Por Marta Suplicy para a Folha 
Ouço, com espanto, Ana Maria Braga 
falar que "não importa se a pessoa é solteira, católica, evangélica" 
numa confusão de situações -casos não muito diferentes dos encontrados 
na primorosa série de reportagens de "O Globo" sobre o último Censo do 
IBGE (2010).
Para a população brasileira hoje, as
 informações e os arranjos familiares são tão diversos que, como dizia 
um amigo meu, "não há o que não haja". Um homem pode estar casado com 
outro homem, a mulher solteira pode ser casada há anos e o casal 
recém-casadinho pode ter vários filhos.
As mulheres já assumem a responsabilidade por 38,7% dos lares (há dez anos, a chefia feminina era em 24,9%).
E o interessante é que elas se 
colocam como chefes de família não só quando não existe um cônjuge, mas 
quando ele existe e ela ganha mais ou conduz o negócio familiar. Isso é 
novo e merece mais atenção.
A diversidade é tal que podemos 
dizer que o Censo 2010 captou uma gigantesca mudança, que é a ponta de 
um iceberg de novos arranjos familiares ainda não estudados.
O IBGE não mede casados em casas 
separadas e filhos que moram, em guarda compartilhada, em duas 
residências. No entanto já sabemos a existência de 60 mil casais gays 
formados, em sua maioria, por mulheres (53,8%).
Temos também o surpreendente número 
de netos morando com avós e a família chamada "mosaico" (a do meu, do 
seu e dos nossos filhos). Assim como amigos que moram juntos sem laços 
de parentesco (400 mil) e os "Dinks", sigla em inglês referente à dupla 
renda e nenhum filho, que somam dois milhões de casais.

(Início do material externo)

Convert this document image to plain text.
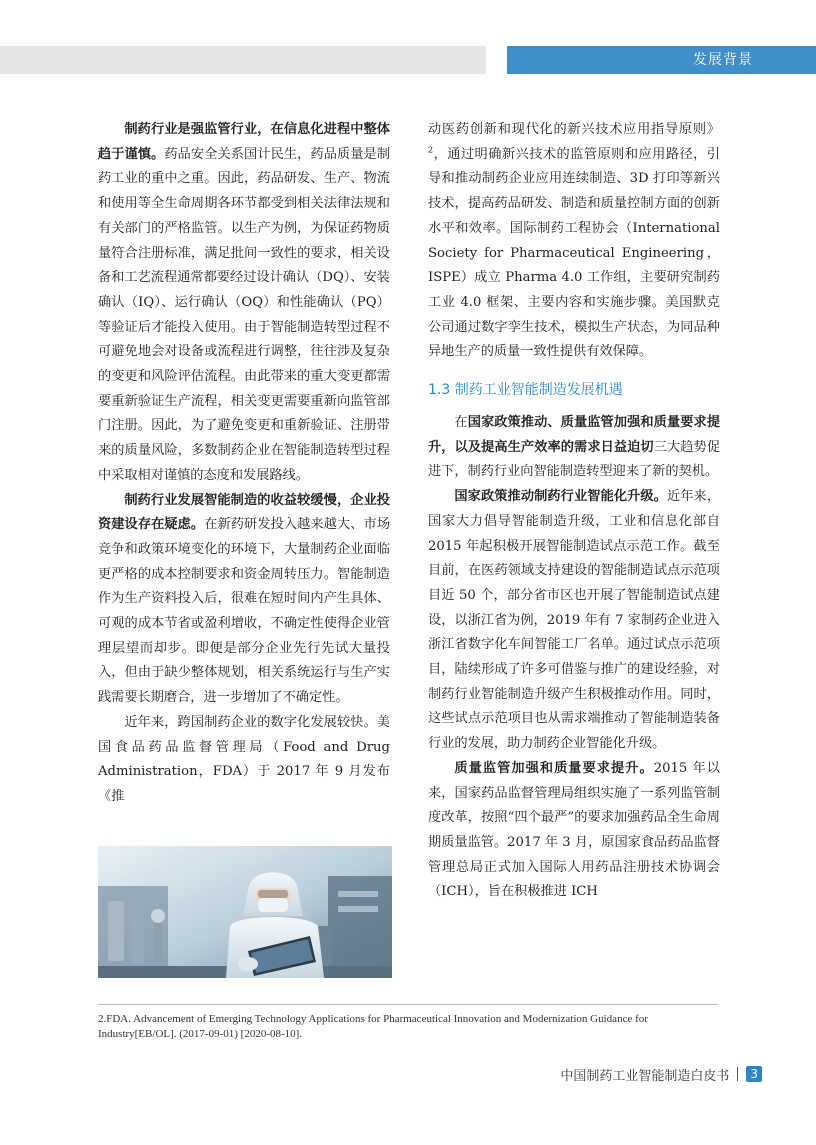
发展背景

制药行业是强监管行业，在信息化进程中整体趋于谨慎。药品安全关系国计民生，药品质量是制药工业的重中之重。因此，药品研发、生产、物流和使用等全生命周期各环节都受到相关法律法规和有关部门的严格监管。以生产为例，为保证药物质量符合注册标准，满足批间一致性的要求，相关设备和工艺流程通常都要经过设计确认（DQ）、安装确认（IQ）、运行确认（OQ）和性能确认（PQ）等验证后才能投入使用。由于智能制造转型过程不可避免地会对设备或流程进行调整，往往涉及复杂的变更和风险评估流程。由此带来的重大变更都需要重新验证生产流程，相关变更需要重新向监管部门注册。因此，为了避免变更和重新验证、注册带来的质量风险，多数制药企业在智能制造转型过程中采取相对谨慎的态度和发展路线。

制药行业发展智能制造的收益较缓慢，企业投资建设存在疑虑。在新药研发投入越来越大、市场竞争和政策环境变化的环境下，大量制药企业面临更严格的成本控制要求和资金周转压力。智能制造作为生产资料投入后，很难在短时间内产生具体、可观的成本节省或盈利增收，不确定性使得企业管理层望而却步。即便是部分企业先行先试大量投入，但由于缺少整体规划，相关系统运行与生产实践需要长期磨合，进一步增加了不确定性。

近年来，跨国制药企业的数字化发展较快。美国食品药品监督管理局（Food and Drug Administration，FDA）于 2017 年 9 月发布《推

动医药创新和现代化的新兴技术应用指导原则》$^2$，通过明确新兴技术的监管原则和应用路径，引导和推动制药企业应用连续制造、3D 打印等新兴技术，提高药品研发、制造和质量控制方面的创新水平和效率。国际制药工程协会（International Society for Pharmaceutical Engineering，ISPE）成立 Pharma 4.0 工作组，主要研究制药工业 4.0 框架、主要内容和实施步骤。美国默克公司通过数字孪生技术，模拟生产状态，为同品种异地生产的质量一致性提供有效保障。

1.3 制药工业智能制造发展机遇

在国家政策推动、质量监管加强和质量要求提升，以及提高生产效率的需求日益迫切三大趋势促进下，制药行业向智能制造转型迎来了新的契机。

国家政策推动制药行业智能化升级。近年来，国家大力倡导智能制造升级，工业和信息化部自 2015 年起积极开展智能制造试点示范工作。截至目前，在医药领域支持建设的智能制造试点示范项目近 50 个，部分省市区也开展了智能制造试点建设，以浙江省为例，2019 年有 7 家制药企业进入浙江省数字化车间智能工厂名单。通过试点示范项目，陆续形成了许多可借鉴与推广的建设经验，对制药行业智能制造升级产生积极推动作用。同时，这些试点示范项目也从需求端推动了智能制造装备行业的发展，助力制药企业智能化升级。

质量监管加强和质量要求提升。2015 年以来，国家药品监督管理局组织实施了一系列监管制度改革，按照“四个最严”的要求加强药品全生命周期质量监管。2017 年 3 月，原国家食品药品监督管理总局正式加入国际人用药品注册技术协调会（ICH），旨在积极推进 ICH

2.FDA. Advancement of Emerging Technology Applications for Pharmaceutical Innovation and Modernization Guidance for Industry[EB/OL]. (2017-09-01) [2020-08-10].
中国制药工业智能制造白皮书	3
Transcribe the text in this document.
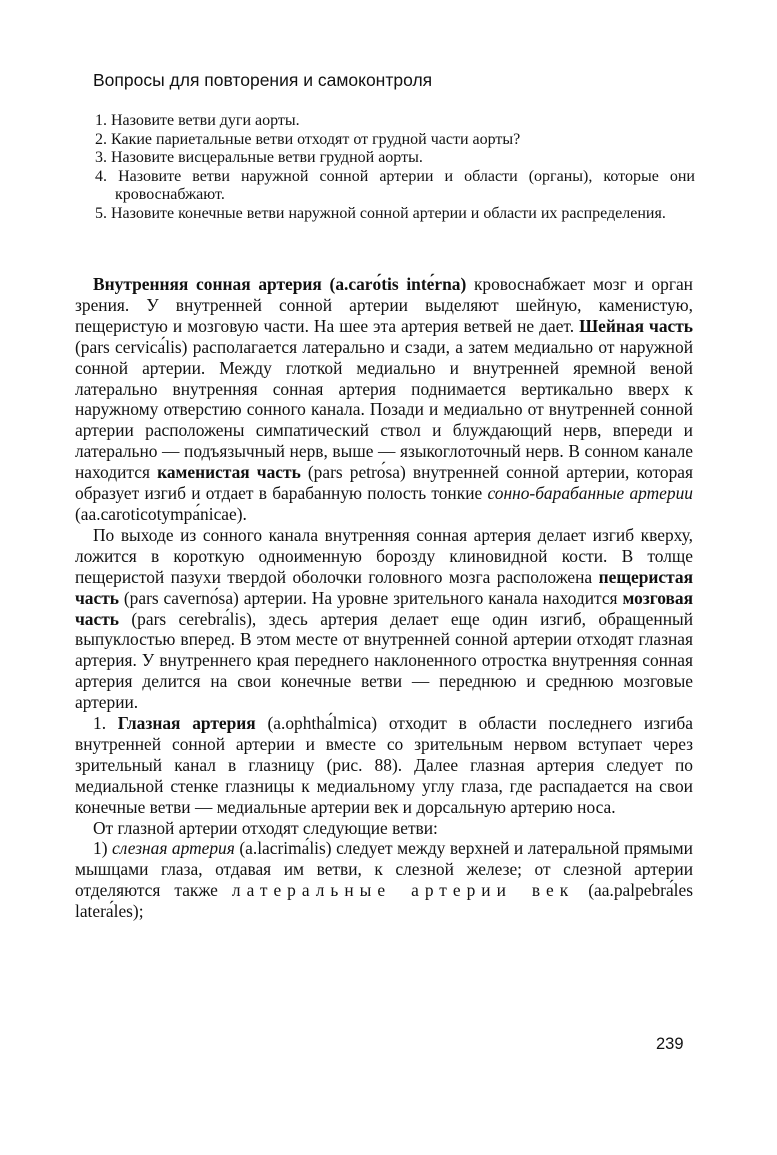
Вопросы для повторения и самоконтроля
1. Назовите ветви дуги аорты.
2. Какие париетальные ветви отходят от грудной части аорты?
3. Назовите висцеральные ветви грудной аорты.
4. Назовите ветви наружной сонной артерии и области (органы), которые они кровоснабжают.
5. Назовите конечные ветви наружной сонной артерии и области их распределения.

Внутренняя сонная артерия (a.carо́tis intе́rna) кровоснабжает мозг и орган зрения. У внутренней сонной артерии выделяют шейную, каменистую, пещеристую и мозговую части. На шее эта артерия ветвей не дает. Шейная часть (pars cervicа́lis) располагается латерально и сзади, а затем медиально от наружной сонной артерии. Между глоткой медиально и внутренней яремной веной латерально внутренняя сонная артерия поднимается вертикально вверх к наружному отверстию сонного канала. Позади и медиально от внутренней сонной артерии расположены симпатический ствол и блуждающий нерв, впереди и латерально — подъязычный нерв, выше — языкоглоточный нерв. В сонном канале находится каменистая часть (pars petrо́sa) внутренней сонной артерии, которая образует изгиб и отдает в барабанную полость тонкие сонно-барабанные артерии (aa.caroticotympа́nicae).

По выходе из сонного канала внутренняя сонная артерия делает изгиб кверху, ложится в короткую одноименную борозду клиновидной кости. В толще пещеристой пазухи твердой оболочки головного мозга расположена пещеристая часть (pars cavernо́sa) артерии. На уровне зрительного канала находится мозговая часть (pars cerebrа́lis), здесь артерия делает еще один изгиб, обращенный выпуклостью вперед. В этом месте от внутренней сонной артерии отходят глазная артерия. У внутреннего края переднего наклоненного отростка внутренняя сонная артерия делится на свои конечные ветви — переднюю и среднюю мозговые артерии.

1. Глазная артерия (a.ophthа́lmica) отходит в области последнего изгиба внутренней сонной артерии и вместе со зрительным нервом вступает через зрительный канал в глазницу (рис. 88). Далее глазная артерия следует по медиальной стенке глазницы к медиальному углу глаза, где распадается на свои конечные ветви — медиальные артерии век и дорсальную артерию носа.

От глазной артерии отходят следующие ветви:

1) слезная артерия (a.lacrimа́lis) следует между верхней и латеральной прямыми мышцами глаза, отдавая им ветви, к слезной железе; от слезной артерии отделяются также латеральные артерии век (aa.palpebrа́les laterа́les);

239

Menos filhos, mais independência e 
renda feminina foram fatores decisivos para essas modalidades que 
prenunciam um século diferente.
O caldo cultural acumulado na 
segunda metade do século 20, que permitiu a separação sem marginalização
 social, a pílula anticoncepcional, o divórcio e o maior acesso ao 
estudo (na TV, a novela "Gabriela", baseada no livro de Jorge Amado, nos
 lembra direitinho como era a condição da mulher e sua posição na 
família), foi motor para o que hoje acontece. E ainda não temos a 
dimensão da influência da globalização e da internet.
Falou-se que a família ia acabar, 
tal como os conservadores disseram quando a mulher conquistou o direito 
ao voto. Entretanto a família se adapta. Ela se renova, mas os laços 
afetivos continuam preponderantes.
Concluindo, a pesquisa indica que a 
família tradicional já não é mais maioria no Brasil. Ela corresponde a 
49,9%. E agora Congresso? Não dá mais para ignorar o mundo dinâmico no 
qual vivemos nem permitir que setores conservadores inviabilizem a 
votação de leis que incorporem o que a sociedade já vive plenamente.